I took a look at your database, and here's my two cents - for what it's worth (which, in the current economy is maybe half a penny at the most

). Keep in mind, I did glance through most of this thread, but did not read every post in detail, so some of this may have been mentioned before by Rain or jdraw.
If you break this down to its simplest form, you're trying to model a relationship between
Staff (employees) and
Jobs. Each Staff member needs to be trained on multiple jobs, and each Job can have multiple Staff members trained for it. So, you have the following entities;
1)
Staff
2)
Jobs
3)
Training
and, as I understand things from previous posts in this thread, since each instance of Training may require multiple SOP's, then we can consider SOP's as another entity as well.
Now, as per the description of your model, you have a many-to-many relationship between
Staff and
Jobs. A many-to-many relationship needs a junction table, which I know has already been discussed here and you have taken under advisement. Where you went wrong (IMO) is when you created a new table (tblStaffTraining) and set it up as a junction table between
Staff and
Training. First, the m-to-m relationship is between Staff and Jobs,
not Staff and Training. Second, you didn't need to create a new junction table to begin with because one already existed (hint: it's the Training table).
Training is the junction between Staff and Jobs. In this case, your Training table happens to need a child table of it's own (SOP's), which is fine. Sometimes that's what the model requires. Now, normally, I would not use a surrogate primary key in a junction table, I would just use a compound key based on the FK fields. However, in cases where a junction table has a child table of it's own, I
would use a surrogate key to establish the relationship with the child table (hopefully, my comments on this matter will not throw this thread into some tangential discussion about compound keys vs. surrogate keys, blah blah blah). Actually, this child table (tblTrainedSOPData) is itself a junction table, because you really have another m-to-m relationship here between Training and SOP's.
So, my advice would be for you to try the following and see if it makes more sense for your model. Do this on a test copy of your app of course.

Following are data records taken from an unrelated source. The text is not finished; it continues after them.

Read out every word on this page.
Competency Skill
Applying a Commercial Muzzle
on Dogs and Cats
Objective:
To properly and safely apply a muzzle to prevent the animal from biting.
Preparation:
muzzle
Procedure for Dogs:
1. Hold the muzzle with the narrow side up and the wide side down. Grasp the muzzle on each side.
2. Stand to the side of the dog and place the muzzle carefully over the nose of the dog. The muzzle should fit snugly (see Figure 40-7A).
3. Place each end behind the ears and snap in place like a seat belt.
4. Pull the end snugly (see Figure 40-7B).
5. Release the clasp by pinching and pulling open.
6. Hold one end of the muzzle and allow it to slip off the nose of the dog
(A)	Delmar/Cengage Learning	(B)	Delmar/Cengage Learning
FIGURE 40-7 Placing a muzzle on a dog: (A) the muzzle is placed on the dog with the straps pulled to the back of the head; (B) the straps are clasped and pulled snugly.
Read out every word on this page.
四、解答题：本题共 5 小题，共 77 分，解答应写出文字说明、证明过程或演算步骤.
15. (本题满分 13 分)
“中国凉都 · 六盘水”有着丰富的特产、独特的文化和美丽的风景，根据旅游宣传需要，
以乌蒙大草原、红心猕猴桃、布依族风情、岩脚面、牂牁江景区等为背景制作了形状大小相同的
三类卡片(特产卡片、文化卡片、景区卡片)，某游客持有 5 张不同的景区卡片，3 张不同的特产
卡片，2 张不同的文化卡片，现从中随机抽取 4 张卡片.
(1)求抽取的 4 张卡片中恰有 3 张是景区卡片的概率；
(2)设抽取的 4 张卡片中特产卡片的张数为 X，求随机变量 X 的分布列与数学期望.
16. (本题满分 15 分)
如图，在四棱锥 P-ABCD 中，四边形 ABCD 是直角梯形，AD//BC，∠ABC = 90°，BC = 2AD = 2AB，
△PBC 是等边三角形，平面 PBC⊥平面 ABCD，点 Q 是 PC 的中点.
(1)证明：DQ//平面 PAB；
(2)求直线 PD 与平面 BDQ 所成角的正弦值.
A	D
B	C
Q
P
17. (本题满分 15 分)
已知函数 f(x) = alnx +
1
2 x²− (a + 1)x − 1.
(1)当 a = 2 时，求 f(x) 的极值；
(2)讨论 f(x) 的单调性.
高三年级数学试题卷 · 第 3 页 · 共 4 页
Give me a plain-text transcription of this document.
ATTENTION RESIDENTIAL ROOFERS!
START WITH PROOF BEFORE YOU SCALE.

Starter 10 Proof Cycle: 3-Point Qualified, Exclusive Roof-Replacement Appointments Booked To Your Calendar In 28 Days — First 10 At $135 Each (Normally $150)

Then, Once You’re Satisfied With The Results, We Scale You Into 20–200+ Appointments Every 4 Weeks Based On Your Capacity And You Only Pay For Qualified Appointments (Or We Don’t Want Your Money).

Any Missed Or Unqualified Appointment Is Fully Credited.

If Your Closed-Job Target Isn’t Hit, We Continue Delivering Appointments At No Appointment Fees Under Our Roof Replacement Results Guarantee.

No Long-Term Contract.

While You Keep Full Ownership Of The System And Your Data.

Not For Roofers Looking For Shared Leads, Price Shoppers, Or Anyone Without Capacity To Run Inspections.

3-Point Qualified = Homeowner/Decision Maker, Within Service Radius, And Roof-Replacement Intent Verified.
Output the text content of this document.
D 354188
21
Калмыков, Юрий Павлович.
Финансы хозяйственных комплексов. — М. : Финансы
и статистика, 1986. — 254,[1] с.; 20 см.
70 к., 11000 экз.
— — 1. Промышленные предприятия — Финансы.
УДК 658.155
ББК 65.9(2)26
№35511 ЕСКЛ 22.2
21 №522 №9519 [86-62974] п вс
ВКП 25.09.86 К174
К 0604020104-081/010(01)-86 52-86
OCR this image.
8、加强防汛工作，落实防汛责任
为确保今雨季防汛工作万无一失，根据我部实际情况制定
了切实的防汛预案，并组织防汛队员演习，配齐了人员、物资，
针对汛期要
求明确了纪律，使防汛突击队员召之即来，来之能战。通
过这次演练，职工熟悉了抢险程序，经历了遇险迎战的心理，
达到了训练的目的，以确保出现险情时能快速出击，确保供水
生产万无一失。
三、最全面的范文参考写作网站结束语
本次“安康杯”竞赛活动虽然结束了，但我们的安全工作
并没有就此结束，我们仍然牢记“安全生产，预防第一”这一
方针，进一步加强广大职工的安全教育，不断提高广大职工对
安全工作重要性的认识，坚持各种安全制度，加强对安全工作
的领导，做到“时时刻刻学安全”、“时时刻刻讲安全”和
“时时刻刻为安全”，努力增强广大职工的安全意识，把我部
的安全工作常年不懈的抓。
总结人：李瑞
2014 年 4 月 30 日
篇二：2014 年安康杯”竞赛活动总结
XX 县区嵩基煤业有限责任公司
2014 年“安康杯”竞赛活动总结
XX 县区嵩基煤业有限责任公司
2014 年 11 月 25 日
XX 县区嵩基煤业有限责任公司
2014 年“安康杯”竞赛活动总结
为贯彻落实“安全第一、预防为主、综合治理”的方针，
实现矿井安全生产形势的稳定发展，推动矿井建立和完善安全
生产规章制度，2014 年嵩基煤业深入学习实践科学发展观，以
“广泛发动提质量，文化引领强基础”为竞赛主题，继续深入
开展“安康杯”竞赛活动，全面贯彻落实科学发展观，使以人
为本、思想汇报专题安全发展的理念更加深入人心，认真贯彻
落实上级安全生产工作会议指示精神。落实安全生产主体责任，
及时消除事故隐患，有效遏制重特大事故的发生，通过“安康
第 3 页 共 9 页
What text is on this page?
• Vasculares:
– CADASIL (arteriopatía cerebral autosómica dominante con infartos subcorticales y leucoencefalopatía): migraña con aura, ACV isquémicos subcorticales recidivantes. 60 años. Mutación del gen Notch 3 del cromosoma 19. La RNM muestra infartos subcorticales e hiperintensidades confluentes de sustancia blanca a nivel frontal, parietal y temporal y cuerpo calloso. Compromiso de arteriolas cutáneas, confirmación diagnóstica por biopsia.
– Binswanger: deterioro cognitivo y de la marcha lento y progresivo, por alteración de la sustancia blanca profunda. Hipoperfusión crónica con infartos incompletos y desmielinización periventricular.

1) Remove tblStaffTraining. It serves no purpose that I can see and is only confusing you.
2) Add the fields StaffID and JobID to tblTrainingRecords. Make them Number data type. Get rid of the EmployeeNo and JobTitle fields you have there now. The only values you want to store here are the PK values from the other tables as FK's. Establish relationships between Staffs/Training and Jobs/Training based on these new fields.
3) Leave the existing TrainingID PK field in tblTrainingRecords. That's your surrogate key.
4) Leave the existing relationship between tblTrainingRecords and tblTrainedSOPData intact, but change the SOPID field in tblTrainedSOPData to Number instead of Autonumber.
5) Add a SOPID (Autonumber) field to tblSOPList and make that the PK, instead of SOPName.
6) Create a relationship between the new SOPID field in tblSOPList and the existing SOPID field in tblTrainedSOPData. Remove the SOPTrained field from tblTrainedSOPData. Again, you only need to store the SOPID, not the name.
7) Make SOPID and TrainingID a compund PK in tblTrainiedSOPData.
Final relationship model might look like;
Note: You may need to remove some existing data from your tables in order to make some of these changes, and you will need to make some adjustments (like record sources and/or Master/Child links) to your forms (or create new forms) when this is done.